Alright, technicaly, this was my homework. Keyword: Was. I am doing this problem for my own sake, and I cannot figure out how to do this problem.

Also, >= means greater than or equal to.

Suppose P(n) is a property such that
1. P(0). P(1). P(2) are all true,
2. for all integers k >= 0, if P(k) is true, then P(3k) is true.
Must it follow that P(n) is true for all integers n >= 0? If yes, explain why; if no, give a counterexample.

I only want a push in the right direction, I don't want the answer (that would defeat the purpose of trying to solve this for my own sake).

So, let's take these numbers out for a spin.

P(0) is defined. That means P(3*0) is defined. Oh wait, 0*3 is 0, 0*3*3 = 0, etc. So all we get here is P(0).

P(1) is defined. That means P(3) is defined. That means P(3*3) = P(9) is defined. That means P(3*3*3) = P(27) is defined, etc.... basically, if P(1) is defined, then P(3^k) for any k is defined.

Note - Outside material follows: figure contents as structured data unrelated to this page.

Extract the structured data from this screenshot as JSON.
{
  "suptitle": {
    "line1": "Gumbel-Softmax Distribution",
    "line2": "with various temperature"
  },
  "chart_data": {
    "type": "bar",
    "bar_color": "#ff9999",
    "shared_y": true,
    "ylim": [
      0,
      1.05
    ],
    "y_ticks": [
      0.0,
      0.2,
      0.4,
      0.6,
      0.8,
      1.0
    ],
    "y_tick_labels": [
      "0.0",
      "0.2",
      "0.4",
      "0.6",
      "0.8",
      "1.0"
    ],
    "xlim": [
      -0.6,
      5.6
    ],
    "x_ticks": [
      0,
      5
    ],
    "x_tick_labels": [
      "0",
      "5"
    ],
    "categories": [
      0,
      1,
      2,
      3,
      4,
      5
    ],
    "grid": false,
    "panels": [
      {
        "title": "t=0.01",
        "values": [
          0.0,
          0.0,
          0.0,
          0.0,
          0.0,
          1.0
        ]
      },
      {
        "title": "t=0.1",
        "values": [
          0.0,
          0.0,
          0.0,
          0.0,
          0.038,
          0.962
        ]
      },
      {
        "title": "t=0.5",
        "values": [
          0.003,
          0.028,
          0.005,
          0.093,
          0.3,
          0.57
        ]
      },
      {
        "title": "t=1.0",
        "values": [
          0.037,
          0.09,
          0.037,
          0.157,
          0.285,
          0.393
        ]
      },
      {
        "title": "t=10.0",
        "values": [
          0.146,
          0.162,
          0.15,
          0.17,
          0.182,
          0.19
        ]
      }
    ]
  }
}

P(2) is defined. Therefore P(2*3) = P(6) is cool. Therefore P( (2*3)*3) = P(18) is cool. Etc. Basically, P(2*3^k) is defined for all k.

Can you represent all numbers using 3^k and 2*3^k? What about... I don't know... 5?

musanman

sirSolarius wrote: »

Basic wrote: »

Alright, technicaly, this was my homework. Keyword: Was. I am doing this problem for my own sake, and I cannot figure out how to do this problem.

Also, >= means greater than or equal to.

Suppose P(n) is a property such that
1. P(0). P(1). P(2) are all true,
2. for all integers k >= 0, if P(k) is true, then P(3k) is true.
Must it follow that P(n) is true for all integers n >= 0? If yes, explain why; if no, give a counterexample.

I only want a push in the right direction, I don't want the answer (that would defeat the purpose of trying to solve this for my own sake).

So, let's take these numbers out for a spin.

P(0) is defined. That means P(3*0) is defined. Oh wait, 0*3 is 0, 0*3*3 = 0, etc. So all we get here is P(0).

P(1) is defined. That means P(3) is defined. That means P(3*3) = P(9) is defined. That means P(3*3*3) = P(27) is defined, etc.... basically, if P(1) is defined, then P(3^k) for any k is defined.

P(2) is defined. Therefore P(2*3) = P(6) is cool. Therefore P( (2*3)*3) = P(18) is cool. Etc. Basically, P(2*3^k) is defined for all k.

Can you represent all numbers using 3^k and 2*3^k? What about... I don't know... 5?

I've been thinking about this more, and I'm running in circles now. I don't think it's important if you can represent 5 that way, I think what you need to do in order to prove that this DOESN'T work is to say that something like 5 works but 5*3=15 doesn't work.

If p->q is only gonna be disproven if p is true and q is false. My gut reaction was to blow this off because my last exposure to these sorts of proofs was in abstract, but now I'm getting frustrated I can't easily prove this.

Edit: It seems to me that since it's easy to prove P(3) works, we're pretty much done. If P(5) works then P(15) must work because P(3*5 = 15). If P(5) doesn't work, then it doesn't fall into our domain and doesn't matter (which doesn't disprove anything). I guess I'm assuming it's a closed function because the integers are closed under multiplication.

Marty81

If P(5) doesn't work, then it doesn't fall into our domain and doesn't matter

Not quite, because the question was, "must it follow that P(n) is true for all integers n >= 0?" To answer that, you need to either prove that it must follow, or you need to construct a statement satisfying 1) and 2), but for which there's some integer x >= 0 for which P(x) isn't true.